General Systems Theory and Economics

In trying to model a socioeconomic system that is generally coherent, General Systems Theory seems to be the obvious choice for a basis. A multi-disciplinary study towards the goal appears to be the route. The issues that we have faced with Socioeconomics has generally been due to either lack of understanding or more recently, lack of implementation. The accrued entropy has made the need for fundamental change not only more evident and accepted but also more dire. The attempts at developing contingencies have been a long line of partial solutions. Though at this stage such a change could produce large effects, it may still be too little too late. tople General Systems Theory may provide a conceptual basis for a more coherent socioeconomic system. Realizing that socioeconomic systems are most likely to be coherent if they are inherently self-organizing systems, the model would require that particular property. This may be possible by modeling the system to be intrinsically dynamic, abstract and of course decentralized. This can only function properly if the inputs are considered with a high degree of coherence themselves. Rather than relying on the failed attempts at incentives that civilized society has defaulted to for thousands of years, mathematical attractors might be employed by the scientific disciplines that are relevant to the specific use case; be it Physical Science, Botany, Psychology etc.

The dichotomy of “Particular” and “Archetype” distinguish the theoretical (Archetype) and practical (Particular) usage of the tuple in the image above. The Particular represents the practical applications of the economic theory for business models and the Archetype supplies the modeler with axioms to ensure coherence in individual application. It’s important that admissible input (omega) be well researched across the relevant disciplines to ensure that the transition (delta) produce the intended observed output (lambda). This being the case, the input (U) can be checked against the axioms associated with the admissible input (omega) to ensure that the output (Y) brings about the desired state (Q).

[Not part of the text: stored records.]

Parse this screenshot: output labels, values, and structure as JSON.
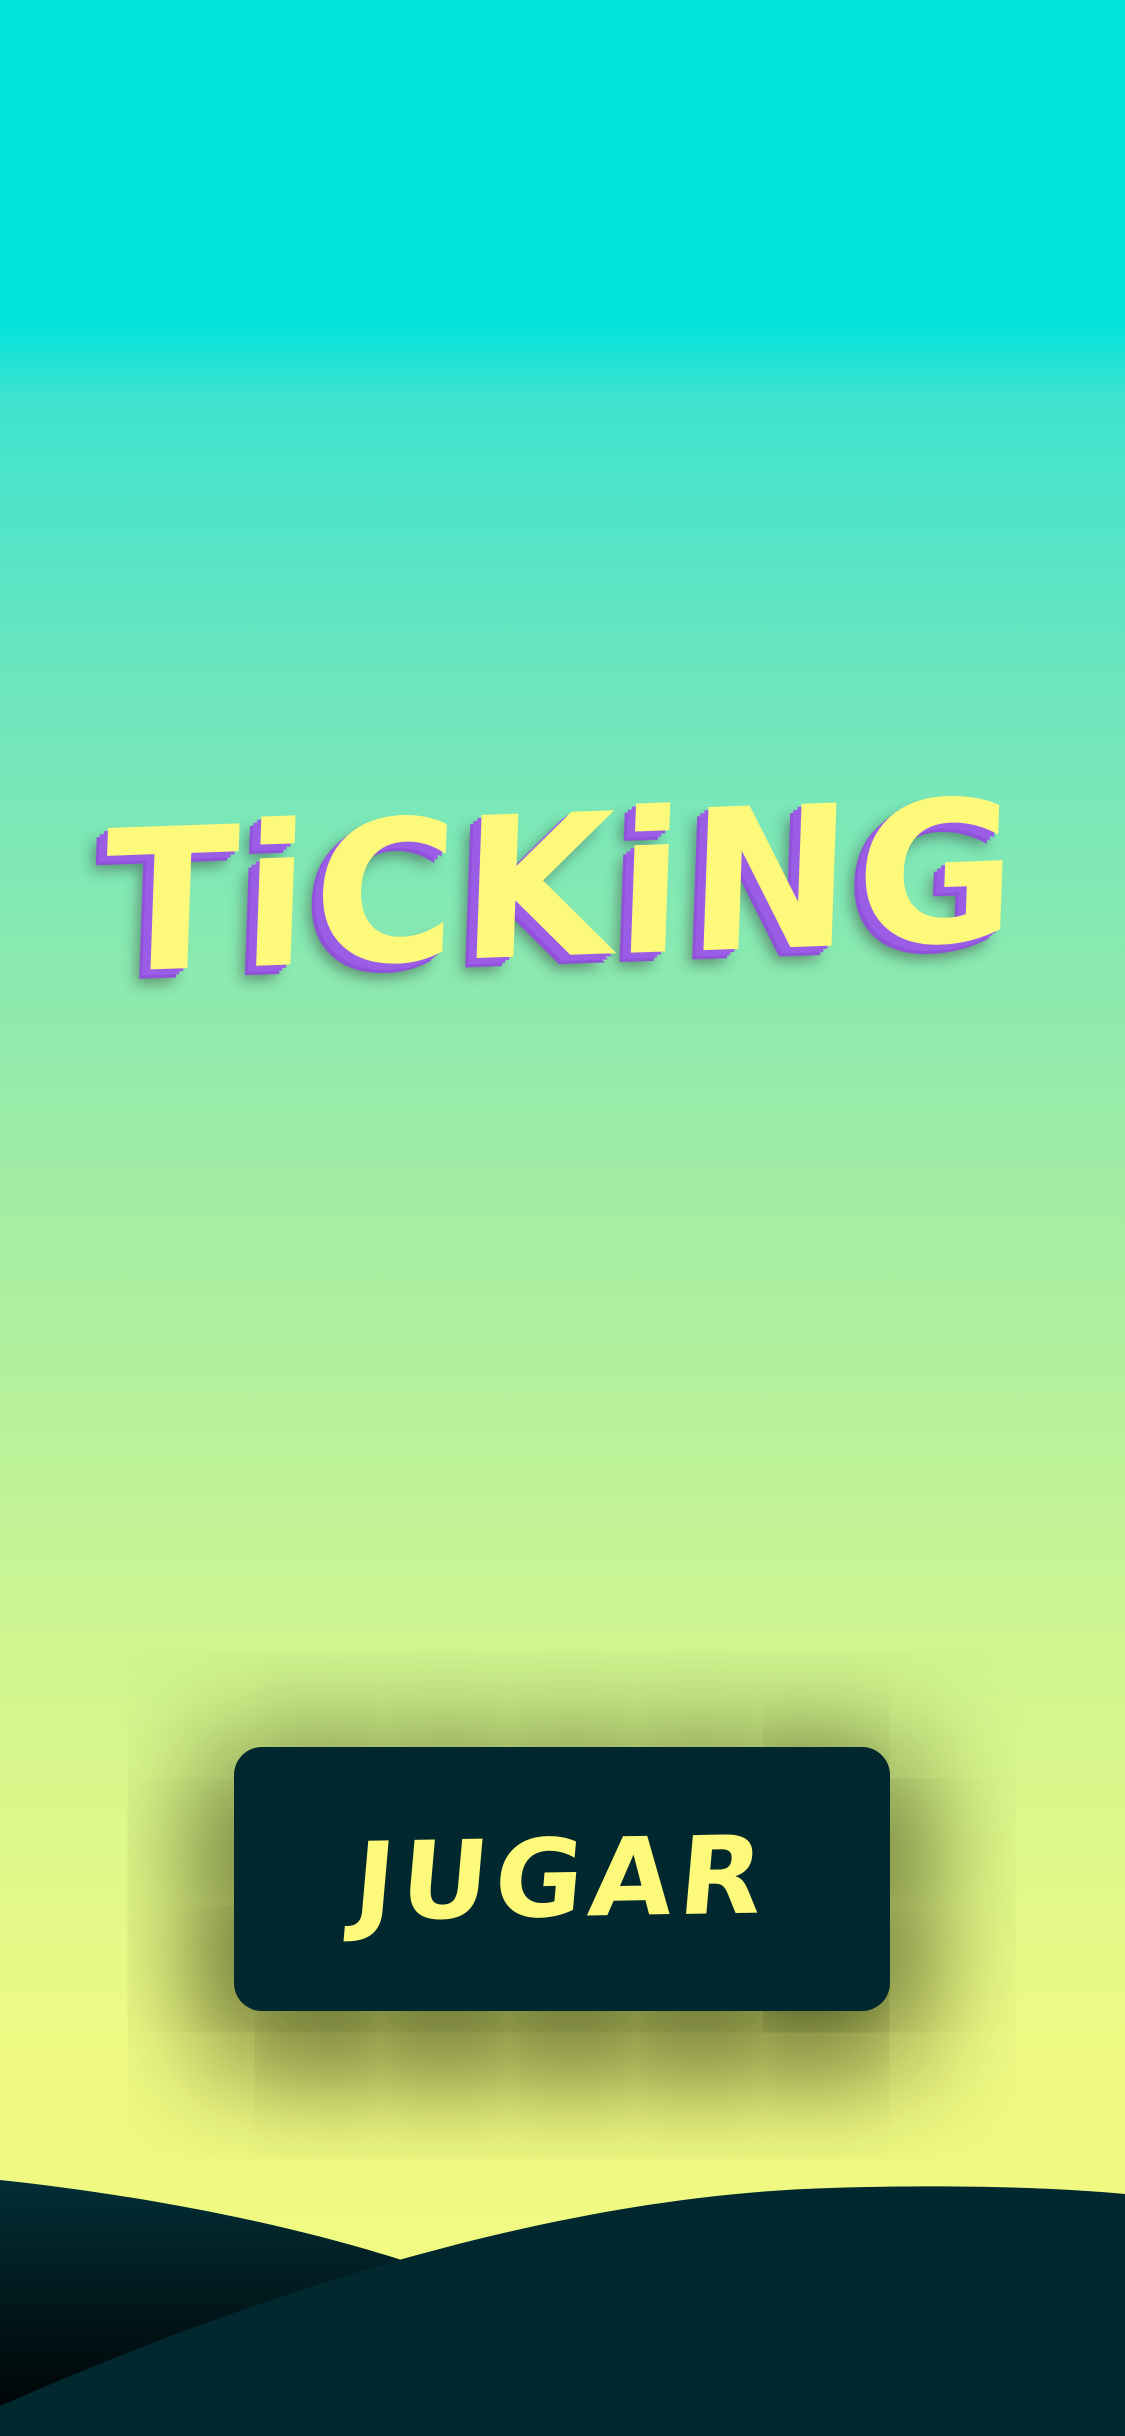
{
  "game": {
    "title": "TiCKiNG",
    "play_button_label": "JUGAR"
  },
  "colors": {
    "sky_top": "#00e3dc",
    "sky_bottom": "#f4fb80",
    "title_fill": "#fdf97a",
    "title_outline": "#9b5de5",
    "button_bg": "#01272f",
    "button_text": "#fdf97a",
    "hill_front": "#01272f",
    "hill_back": "#000000"
  }
}
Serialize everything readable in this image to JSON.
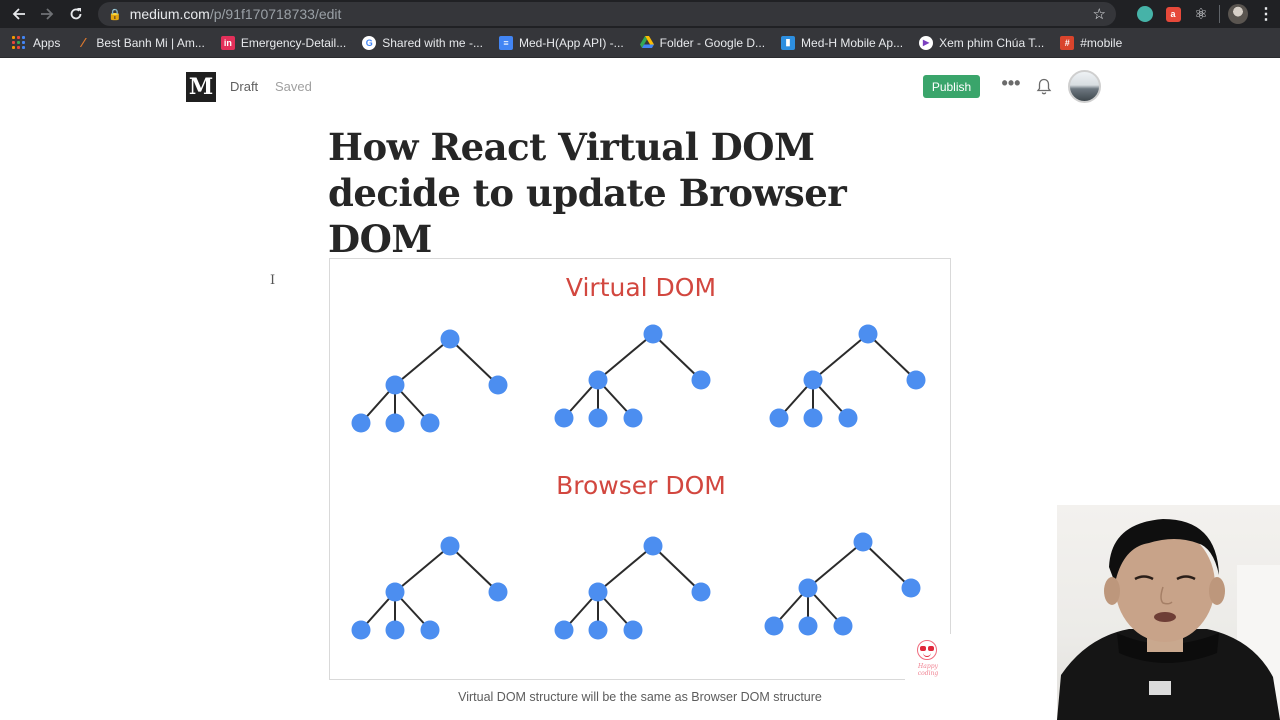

Inclusion of all variables is extremely important due to the fact that there really are no closed systems. The fact the consideration of input and output relies upon a created boundary doesn’t suggest that it is an accurate representation of the physical state of the system. Entropy can more easily arise when variables aren’t accounted for as unexpected effects are likely whether or not the intended function exists. This doesn’t necessarily mean that destructive effects are probable in any certain instance; however they become more probable as instances accrue in multitude. Inclusion of as many variables as practical is essentially a preemptive solution to risk management in a more scientific sense.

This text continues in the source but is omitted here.